Quick update on the O'Reilly web 2.0 piece. One thing missing : the blogroll. While O'Reilly definitely gets TheFlowInternet and the importance of RSS when he talks about blogs, he doesn't mention the importance of the blogroll as the other important factor in weaving together the blogosphere as social network.
In fact web 2.0 doesn't mention Friendster, Tribe or Orkut at all. Are social networking sites dead? Perhaps a case can be made that they're the last gasp of web 1.0 with their centralized databases, somehow failing to make the magic of web 2.0 work? Particularly Friendster with it's dumb, old-fashioned attitudes (no fakesters, firing bloggers) etc.

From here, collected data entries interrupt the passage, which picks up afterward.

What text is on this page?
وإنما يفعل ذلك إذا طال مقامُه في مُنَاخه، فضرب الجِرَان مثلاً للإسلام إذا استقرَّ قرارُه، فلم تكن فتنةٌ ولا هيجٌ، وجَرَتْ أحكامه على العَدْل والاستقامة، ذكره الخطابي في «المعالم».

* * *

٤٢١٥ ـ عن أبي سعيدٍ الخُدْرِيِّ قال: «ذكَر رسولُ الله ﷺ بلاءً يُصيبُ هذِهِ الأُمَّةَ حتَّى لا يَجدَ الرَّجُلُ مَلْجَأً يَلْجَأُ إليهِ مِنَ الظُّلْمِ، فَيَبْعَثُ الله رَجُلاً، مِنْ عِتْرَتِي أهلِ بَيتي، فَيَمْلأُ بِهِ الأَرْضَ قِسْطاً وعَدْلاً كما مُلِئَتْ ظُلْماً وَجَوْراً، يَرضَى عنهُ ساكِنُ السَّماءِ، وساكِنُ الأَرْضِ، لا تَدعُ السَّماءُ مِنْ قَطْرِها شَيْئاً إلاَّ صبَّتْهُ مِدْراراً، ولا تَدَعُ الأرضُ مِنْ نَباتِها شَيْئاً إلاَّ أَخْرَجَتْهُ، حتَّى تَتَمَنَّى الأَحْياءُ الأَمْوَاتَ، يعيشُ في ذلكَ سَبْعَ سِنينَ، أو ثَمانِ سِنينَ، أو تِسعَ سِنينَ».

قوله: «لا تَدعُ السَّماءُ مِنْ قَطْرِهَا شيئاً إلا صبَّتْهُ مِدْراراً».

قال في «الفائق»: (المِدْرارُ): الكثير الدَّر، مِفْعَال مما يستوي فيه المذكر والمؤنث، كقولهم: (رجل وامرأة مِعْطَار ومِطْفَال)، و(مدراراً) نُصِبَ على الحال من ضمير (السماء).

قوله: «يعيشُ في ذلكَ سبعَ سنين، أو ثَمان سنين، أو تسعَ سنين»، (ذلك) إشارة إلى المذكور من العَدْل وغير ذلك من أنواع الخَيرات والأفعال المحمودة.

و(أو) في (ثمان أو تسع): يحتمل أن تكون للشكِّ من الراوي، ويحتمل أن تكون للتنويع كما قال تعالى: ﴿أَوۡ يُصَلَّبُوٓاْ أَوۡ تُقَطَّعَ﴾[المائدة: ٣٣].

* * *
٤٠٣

What's the web 2.0 role for YASNS? Or are they going to be eaten alive by a swarm of niche FOAF applications?
The blogroll was the original "wear your social network in public" phenomenon. Is it the original FOAF? Like FOAF, the blogroll was distributed rather than centralized. And available to anyone to read. What does the formal, RDFness of FOAF do that the blogroll didn't? What can FOAF apps learn from the blogroll?
1 comment:
I know. (I'm English too.)
Nevertheless, I like the term - its derivation is from the American slang "logrolling". I'm so used to it I never notice the bog-roll connection; though my mother, who's explaining some of this stuff to the University of the Third Age, says her students found it hilarious.
I think the word "blog" is much uglier ... and everyone got used to that.
ps : yep, a lot of Phil Joneses. But today I'm number two on Google! Result!